Chapter 3: Finite Markov Decision Processes

Basic Definitions

MDP is the most basic formulation of sequential decision process under the assumption of Markov property.

State: The state must include information about all aspects of the past agent-environment interaction that make a difference for the future.
Action
Reward: The reward defines what we want to achieve instead of how we want to achieve it.
Dynamics: $p(s', r | s, a)$
Return: Return is defined as some function of the reward sequence
For episodic tasks, we have $G_t = R_{t+1} + \cdots + R_T$
For continuing tasks, we have $G_t = R_{t+1} + \gamma R_{t+2} + \gamma^2 R_{t+3} + \cdots$
They can be unified under the same framework as $G_t = \sum_{k=0}^\infty \gamma^{k} R_{t+k+1}$ by adding an absorbing state with zero reward to the terminal of episodic tasks
The recursive form of return is $G_t = R_{t+1} + \gamma G_{t+1}$ , which forms the basis of Bellman equations

Further notes:

In the RL book, the reward obtained from taking action $A_t$ in state $S_t$ at time step $t$ is denoted as $R_{t+1}$ instead of $R_t$ ;
RL beyond MDP assumption is an important research topic (also discussed in the RL book)
The representation of the states and actions has a great influence on the learning process, but is beyond the scope of the RL book (many recent works actually focus on this topic)
The RL book focuses on scalar reward signal, but there are also some recent works focusing on multi-objective reward signal in vector form

Policies and Value Functions

Value function is the expected return of a state or a state-action pair
Policy is a mapping from states to the probabilities of selecting each possible action
Value functions are defined w.r.t. particular policies, i.e., $v_\pi (s) = \mathbb{E}_\pi [G_t | S_t = s], \quad q_\pi (s, a) = \mathbb{E}_\pi [G_t | S_t = s, A_t = a]$
Based on the simple relationships of $v_\pi (s) = \sum_a \pi (a | s) q_\pi (s, a), \quad q_\pi (s, a) = \sum_{s', r} p(s', r | s, a) \big [ r + \gamma v_\pi (s') \big ],$ we can derive the Bellman equation which expresses the relationship between the value of a state (state-action pair) and the values of its successor states (state-action pairs), i.e., $v_\pi (s) = \sum_a \pi (a | s) \sum_{s', r} p(s', r | s, a) \big [ r + \gamma v_\pi (s') \big ] \\ q_\pi (s, a) = \sum_{s', r} p(s', r | s, a) \big [ r + \gamma \sum_{a'} \pi (a' | s') q_\pi (s', a') \big ].$ The value function $v_\pi$ is the unique solution to its Bellman equation by solving a set of $|\mathcal{S}|$ linear equations.
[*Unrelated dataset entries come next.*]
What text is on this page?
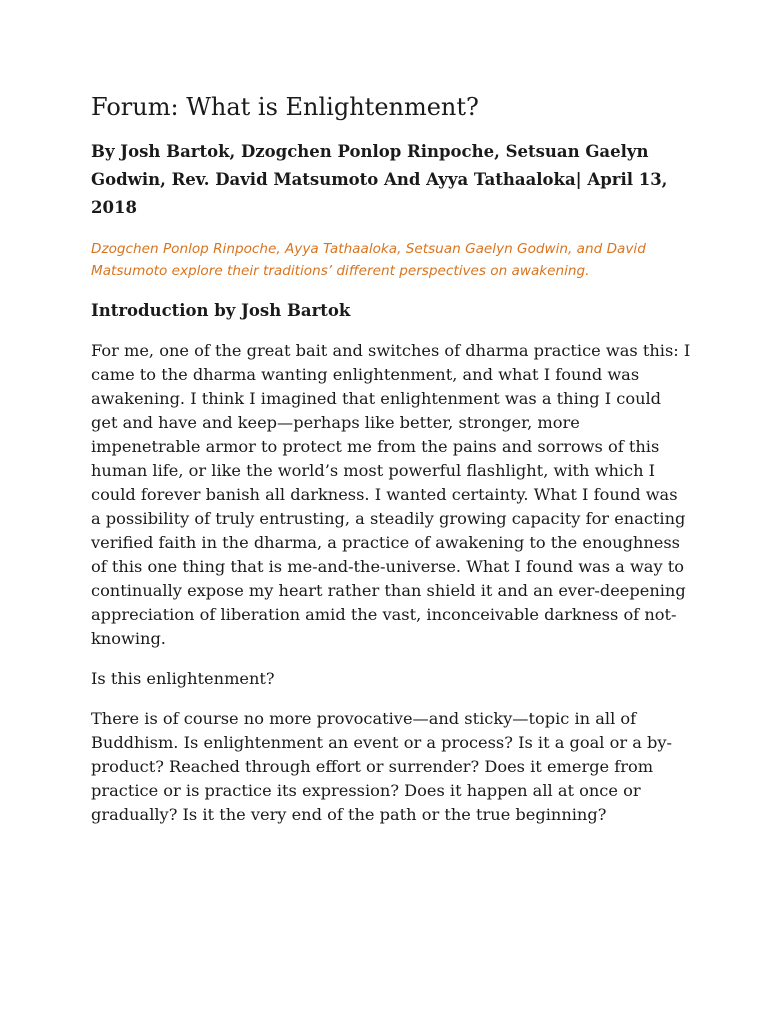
Forum: What is Enlightenment?

By Josh Bartok, Dzogchen Ponlop Rinpoche, Setsuan Gaelyn Godwin, Rev. David Matsumoto And Ayya Tathaaloka| April 13, 2018

Dzogchen Ponlop Rinpoche, Ayya Tathaaloka, Setsuan Gaelyn Godwin, and David Matsumoto explore their traditions’ different perspectives on awakening.

Introduction by Josh Bartok

For me, one of the great bait and switches of dharma practice was this: I came to the dharma wanting enlightenment, and what I found was awakening. I think I imagined that enlightenment was a thing I could get and have and keep—perhaps like better, stronger, more impenetrable armor to protect me from the pains and sorrows of this human life, or like the world’s most powerful flashlight, with which I could forever banish all darkness. I wanted certainty. What I found was a possibility of truly entrusting, a steadily growing capacity for enacting verified faith in the dharma, a practice of awakening to the enoughness of this one thing that is me-and-the-universe. What I found was a way to continually expose my heart rather than shield it and an ever-deepening appreciation of liberation amid the vast, inconceivable darkness of not-knowing.

Is this enlightenment?

There is of course no more provocative—and sticky—topic in all of Buddhism. Is enlightenment an event or a process? Is it a goal or a by-product? Reached through effort or surrender? Does it emerge from practice or is practice its expression? Does it happen all at once or gradually? Is it the very end of the path or the true beginning?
Notice that the assumption here is that the system dynamics $p(s', r | s, a)$ is known.
Another useful tool to visualize the recursive relationships of value functions is backup diagram.

Optimal Policies and Optimal Value Functions

Definition of a "better" policy: $\pi \geq \pi'$ if and only if $v_\pi (s) \geq v_{\pi'} (s)$ for all $s \in \mathcal{S}$ .
There always exists an optimal value function $v_*(s)$ and $q_*(s, a)$ and its corresponding optimal policies (potentially more than one) for MDPs. Intuitively, if a policy is not optimal, we can always improve the value of a state $s$ by changing the policy for this specific state. The improvement in the value of $s$ will then backpropagate to all the values of the states which can reach $s$ in the state transition graph. In this way, we can always achieve a better policy and gradually reach the optimal policy.
Based on the following simple relations, i.e., $v_\pi (s) = \sum_a \pi (a | s) q_\pi (s, a) \rightarrow v_*(s) = \max_{a \in \mathcal{A}(s)} q_*(s, a) \\ \quad q_\pi (s, a) = \sum_{s', r} p(s', r | s, a) \big [ r + \gamma v_\pi (s') \big ] \rightarrow q_*(s, a) = \sum_{s', r} p(s', r | s, a) \big [ r + \gamma v_*(s') \big ],$ we have the Bellman optimality equation without reference to any specific policy as $v_*(s) = \max_{a \in \mathcal{A}(s)} \sum_{s', r} p(s', r | s, a) \big [ r + \gamma v_*(s') \big ] \\ q_*(s, a) = \sum_{s', r} p(s', r | s, a) \big [ r + \gamma \max_{a'} q_*(s', a') \big ].$
The optimal policy can be easily derived by greedy search over the state values.
Solving the Bellman optimality equation requires solving $|\mathcal{S}|$ nonlinear equations based on the assumption of fully known system dynamics and Markov property. Even these two assmuptions are satisfied, solving the equations is still computationally infeasible when the state space is very large. Consequently, different RL methods mainly focus on how to solve the Bellman optimality equation approximately.

Further notes:
The MDP formulation of RL makes it closely related to (stochastic) optimal control.

Reinforcement learning adds to MDPs a focus on approximation and incomplete information for realistically large problems.

The online nature of reinforcement learning makes it possible to approximate optimal policies in ways that put more effor into learning to make good decisions for frequently encountered states, at the expense of less effort for infrequently encountered states.